Boosting the Numbers
Published in TC Today - Volume 35, No. 2
Nathan Alexander wants to ensure that other minority students pursue studies in mathBy Siddhartha Mitter
Nathan Alexander has always been good at math. Attracted by its rigor and clarity, he majored in the subject at the University of North Carolina-Chapel Hill, and as a trained dancer and choreographer he once wrote a paper relating dance motion to the theory of fractals.
Alexander’s decision to become a math teacher stems partly from a desire to share his enthusiasm for numbers --but he has another, more pressing reason, as well.
“I’ve always been one of just two or three black students in mathematics, and by the time I was a college math major, there was no one else,” he says. “That’s something I want to change.”
As a doctoral student at TC, working closely with his mentor, faculty member Erica Walker, Alexander is studying the role of peer networks in the way urban males--particularly black and Latino--learn mathematics.
By first spending a semester teaching math to the youth in his research project and getting to know them personally, Alexander has been able to capture the student interaction around mathematics--hallway chat, last-minute homework help, even text messages—that standard surveys might miss.
In the process he has formed some impressions that run counter to conventional wisdom.
“A lot of the buzz around urban schools is that teachers aren’t connecting with their students, particularly black and Latino males,” Alexander says. “But these males have really positive attitudes about their teachers.
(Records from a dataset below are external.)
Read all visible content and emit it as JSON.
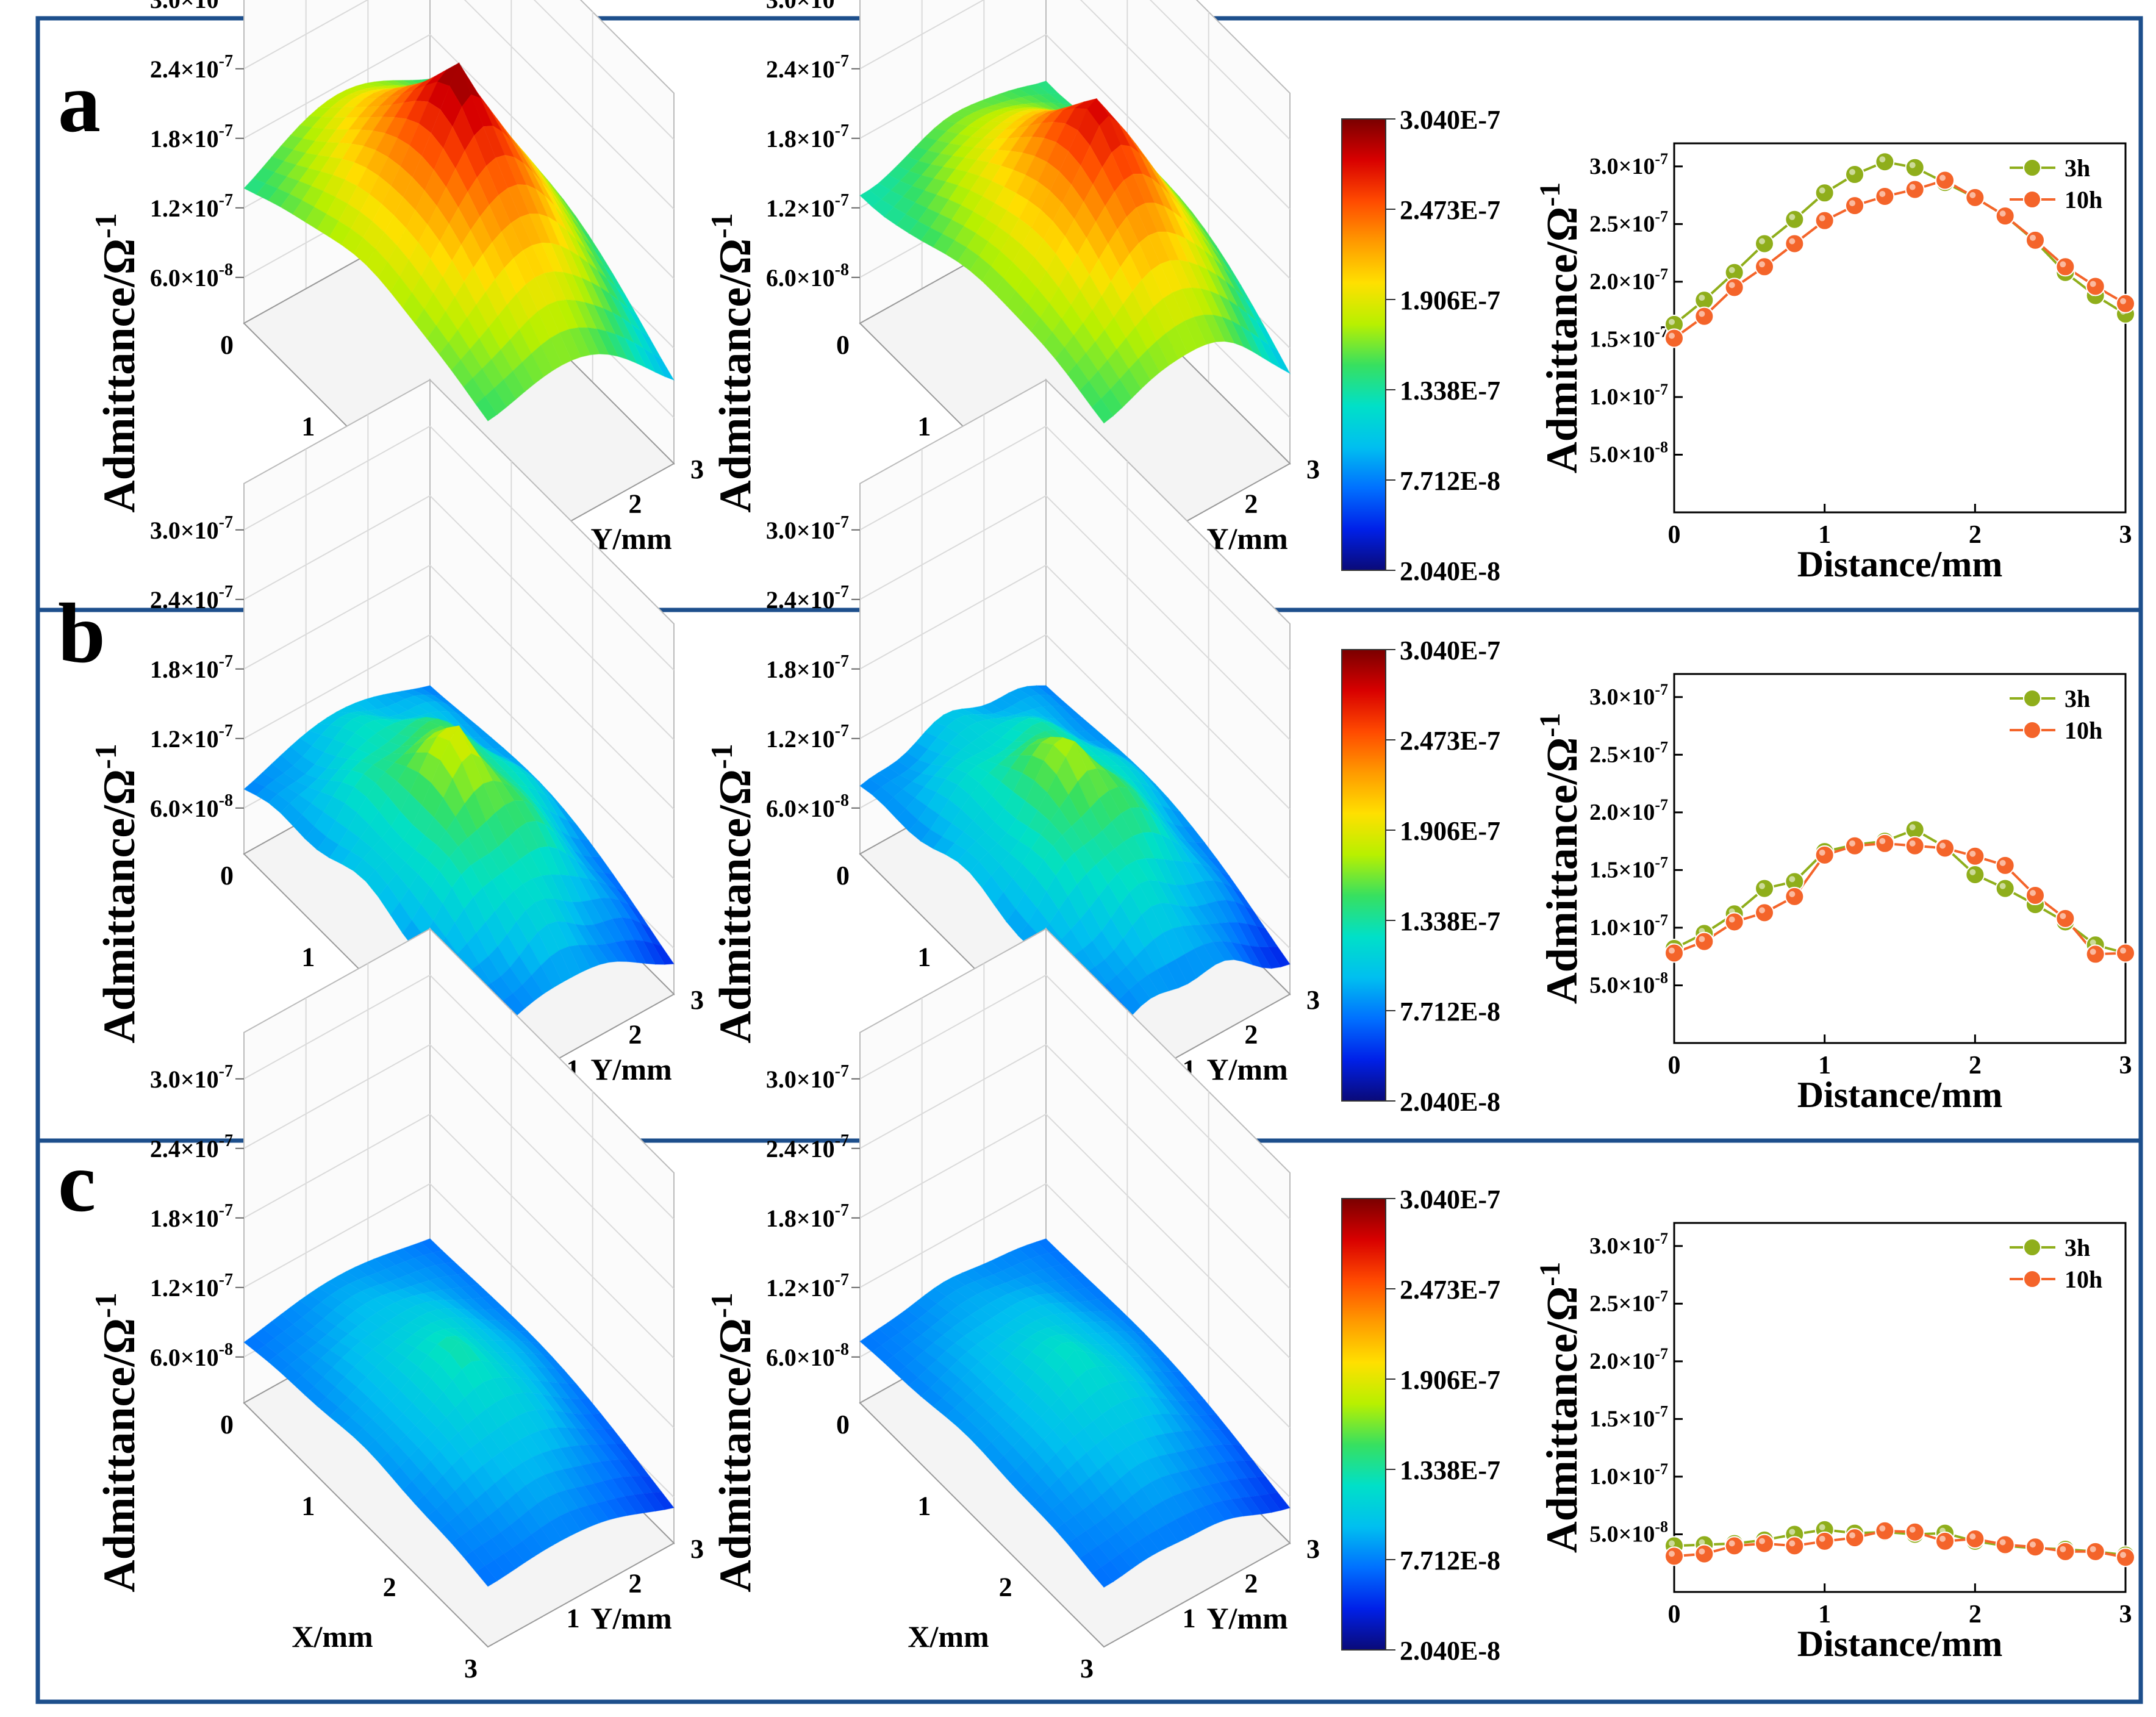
{
  "column_headers": [
    "3h",
    "10h"
  ],
  "colorbar": {
    "labels": [
      "3.040E-7",
      "2.473E-7",
      "1.906E-7",
      "1.338E-7",
      "7.712E-8",
      "2.040E-8"
    ],
    "colors": [
      "#7a0000",
      "#d80000",
      "#ff4a00",
      "#ff9a00",
      "#ffe000",
      "#b8f000",
      "#37e060",
      "#00e0c8",
      "#00bff0",
      "#0070ff",
      "#0020e8",
      "#0a0a78"
    ]
  },
  "surface_axes": {
    "z_label_main": "Admittance/Ω",
    "z_label_sup": "-1",
    "z_ticks": [
      {
        "m": "3.0×10",
        "e": "-7"
      },
      {
        "m": "2.4×10",
        "e": "-7"
      },
      {
        "m": "1.8×10",
        "e": "-7"
      },
      {
        "m": "1.2×10",
        "e": "-7"
      },
      {
        "m": "6.0×10",
        "e": "-8"
      }
    ],
    "x_label": "X/mm",
    "y_label": "Y/mm",
    "x_ticks": [
      "0",
      "1",
      "2",
      "3"
    ],
    "y_ticks": [
      "1",
      "2",
      "3"
    ]
  },
  "panels": [
    {
      "letter": "a",
      "line_ylabel_main": "Admittance/Ω",
      "line_ylabel_sup": "-1",
      "line_ylabel_suffix": "",
      "legend": [
        "3h",
        "10h"
      ]
    },
    {
      "letter": "b",
      "line_ylabel_main": "Admittance/Ω",
      "line_ylabel_sup": "-1",
      "line_ylabel_suffix": "",
      "legend": [
        "3h",
        "10h"
      ]
    },
    {
      "letter": "c",
      "line_ylabel_main": "Admittance/Ω",
      "line_ylabel_sup": "-1",
      "line_ylabel_suffix": "",
      "legend": [
        "3h",
        "10h"
      ]
    }
  ],
  "chart_data": [
    {
      "type": "line",
      "panel": "a",
      "xlabel": "Distance/mm",
      "ylabel": "Admittance/Ω-1",
      "xlim": [
        0,
        3
      ],
      "ylim": [
        0,
        3.2e-07
      ],
      "x_ticks": [
        "0",
        "1",
        "2",
        "3"
      ],
      "y_ticks": [
        {
          "m": "3.0×10",
          "e": "-7",
          "v": 3e-07
        },
        {
          "m": "2.5×10",
          "e": "-7",
          "v": 2.5e-07
        },
        {
          "m": "2.0×10",
          "e": "-7",
          "v": 2e-07
        },
        {
          "m": "1.5×10",
          "e": "-7",
          "v": 1.5e-07
        },
        {
          "m": "1.0×10",
          "e": "-7",
          "v": 1e-07
        },
        {
          "m": "5.0×10",
          "e": "-8",
          "v": 5e-08
        }
      ],
      "x": [
        0,
        0.2,
        0.4,
        0.6,
        0.8,
        1.0,
        1.2,
        1.4,
        1.6,
        1.8,
        2.0,
        2.2,
        2.4,
        2.6,
        2.8,
        3.0
      ],
      "series": [
        {
          "name": "3h",
          "color": "#8fae1b",
          "values": [
            1.63e-07,
            1.84e-07,
            2.08e-07,
            2.33e-07,
            2.54e-07,
            2.77e-07,
            2.93e-07,
            3.04e-07,
            2.99e-07,
            2.86e-07,
            2.73e-07,
            2.57e-07,
            2.35e-07,
            2.08e-07,
            1.88e-07,
            1.72e-07
          ]
        },
        {
          "name": "10h",
          "color": "#f4642a",
          "values": [
            1.51e-07,
            1.7e-07,
            1.95e-07,
            2.13e-07,
            2.33e-07,
            2.53e-07,
            2.66e-07,
            2.74e-07,
            2.8e-07,
            2.88e-07,
            2.73e-07,
            2.57e-07,
            2.36e-07,
            2.13e-07,
            1.96e-07,
            1.81e-07
          ]
        }
      ]
    },
    {
      "type": "line",
      "panel": "b",
      "xlabel": "Distance/mm",
      "ylabel": "Admittance/Ω-1",
      "xlim": [
        0,
        3
      ],
      "ylim": [
        0,
        3.2e-07
      ],
      "x_ticks": [
        "0",
        "1",
        "2",
        "3"
      ],
      "y_ticks": [
        {
          "m": "3.0×10",
          "e": "-7",
          "v": 3e-07
        },
        {
          "m": "2.5×10",
          "e": "-7",
          "v": 2.5e-07
        },
        {
          "m": "2.0×10",
          "e": "-7",
          "v": 2e-07
        },
        {
          "m": "1.5×10",
          "e": "-7",
          "v": 1.5e-07
        },
        {
          "m": "1.0×10",
          "e": "-7",
          "v": 1e-07
        },
        {
          "m": "5.0×10",
          "e": "-8",
          "v": 5e-08
        }
      ],
      "x": [
        0,
        0.2,
        0.4,
        0.6,
        0.8,
        1.0,
        1.2,
        1.4,
        1.6,
        1.8,
        2.0,
        2.2,
        2.4,
        2.6,
        2.8,
        3.0
      ],
      "series": [
        {
          "name": "3h",
          "color": "#8fae1b",
          "values": [
            8.2e-08,
            9.5e-08,
            1.12e-07,
            1.34e-07,
            1.4e-07,
            1.66e-07,
            1.72e-07,
            1.75e-07,
            1.85e-07,
            1.7e-07,
            1.46e-07,
            1.34e-07,
            1.2e-07,
            1.05e-07,
            8.5e-08,
            7.8e-08
          ]
        },
        {
          "name": "10h",
          "color": "#f4642a",
          "values": [
            7.8e-08,
            8.8e-08,
            1.05e-07,
            1.13e-07,
            1.27e-07,
            1.63e-07,
            1.71e-07,
            1.73e-07,
            1.71e-07,
            1.69e-07,
            1.62e-07,
            1.54e-07,
            1.28e-07,
            1.08e-07,
            7.7e-08,
            7.8e-08
          ]
        }
      ]
    },
    {
      "type": "line",
      "panel": "c",
      "xlabel": "Distance/mm",
      "ylabel": "Admittance/Ω-1",
      "xlim": [
        0,
        3
      ],
      "ylim": [
        0,
        3.2e-07
      ],
      "x_ticks": [
        "0",
        "1",
        "2",
        "3"
      ],
      "y_ticks": [
        {
          "m": "3.0×10",
          "e": "-7",
          "v": 3e-07
        },
        {
          "m": "2.5×10",
          "e": "-7",
          "v": 2.5e-07
        },
        {
          "m": "2.0×10",
          "e": "-7",
          "v": 2e-07
        },
        {
          "m": "1.5×10",
          "e": "-7",
          "v": 1.5e-07
        },
        {
          "m": "1.0×10",
          "e": "-7",
          "v": 1e-07
        },
        {
          "m": "5.0×10",
          "e": "-8",
          "v": 5e-08
        }
      ],
      "x": [
        0,
        0.2,
        0.4,
        0.6,
        0.8,
        1.0,
        1.2,
        1.4,
        1.6,
        1.8,
        2.0,
        2.2,
        2.4,
        2.6,
        2.8,
        3.0
      ],
      "series": [
        {
          "name": "3h",
          "color": "#8fae1b",
          "values": [
            4e-08,
            4.1e-08,
            4.2e-08,
            4.5e-08,
            5e-08,
            5.4e-08,
            5.1e-08,
            5.2e-08,
            5e-08,
            5.1e-08,
            4.4e-08,
            4e-08,
            3.8e-08,
            3.7e-08,
            3.5e-08,
            3.2e-08
          ]
        },
        {
          "name": "10h",
          "color": "#f4642a",
          "values": [
            3.1e-08,
            3.3e-08,
            4e-08,
            4.2e-08,
            4e-08,
            4.4e-08,
            4.7e-08,
            5.3e-08,
            5.2e-08,
            4.4e-08,
            4.6e-08,
            4.1e-08,
            3.9e-08,
            3.5e-08,
            3.5e-08,
            3e-08
          ]
        }
      ]
    },
    {
      "type": "heatmap",
      "panel": "a",
      "subtype": "3d-surface",
      "series": [
        {
          "name": "3h",
          "peak": 3.04e-07,
          "corners": [
            1.35e-07,
            1.45e-07,
            1.4e-07,
            9e-08
          ],
          "peak_pos": [
            1.5,
            1.5
          ],
          "bumps": 0.02
        },
        {
          "name": "10h",
          "peak": 2.88e-07,
          "corners": [
            1.3e-07,
            1.42e-07,
            1.4e-07,
            8.5e-08
          ],
          "peak_pos": [
            1.7,
            1.6
          ],
          "bumps": 0.02
        }
      ]
    },
    {
      "type": "heatmap",
      "panel": "b",
      "subtype": "3d-surface",
      "series": [
        {
          "name": "3h",
          "peak": 1.85e-07,
          "corners": [
            7.5e-08,
            7e-08,
            7.5e-08,
            4.5e-08
          ],
          "peak_pos": [
            1.5,
            1.5
          ],
          "bumps": 0.14
        },
        {
          "name": "10h",
          "peak": 1.75e-07,
          "corners": [
            7.5e-08,
            7e-08,
            7.5e-08,
            4.5e-08
          ],
          "peak_pos": [
            1.5,
            1.5
          ],
          "bumps": 0.14
        }
      ]
    },
    {
      "type": "heatmap",
      "panel": "c",
      "subtype": "3d-surface",
      "series": [
        {
          "name": "3h",
          "peak": 1.32e-07,
          "corners": [
            7.2e-08,
            7.2e-08,
            7.2e-08,
            5e-08
          ],
          "peak_pos": [
            1.5,
            1.5
          ],
          "bumps": 0.05
        },
        {
          "name": "10h",
          "peak": 1.26e-07,
          "corners": [
            7.2e-08,
            7.2e-08,
            7.2e-08,
            5e-08
          ],
          "peak_pos": [
            1.5,
            1.5
          ],
          "bumps": 0.05
        }
      ]
    }
  ]
}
They identified them as huge markers of, ‘I can be successful if I do well.’”
Alexander hopes his research will generate practical tools that enable teachers to capitalize on this good will and help students learn mathematics in ways that fit their natural social interactions.
Alexander also applies his interest in learning networks to his own peers at TC. As Vice President of Academic Affairs of TC’s Black Students Network, he runs a speaker series and an annual conference, seeking to create a space on a daily basis where not just African-American but all minority students feel welcome.
In practice, this involves saying hello a lot--to everyone. “I looked crazy my first two years here,” Alexander says. “But I do it now regardless: if I see someone I say hello. Especially here. Because we have different research interests, but we are here because there is an issue we all want to fix. The connections we make today will have an impact on the future.”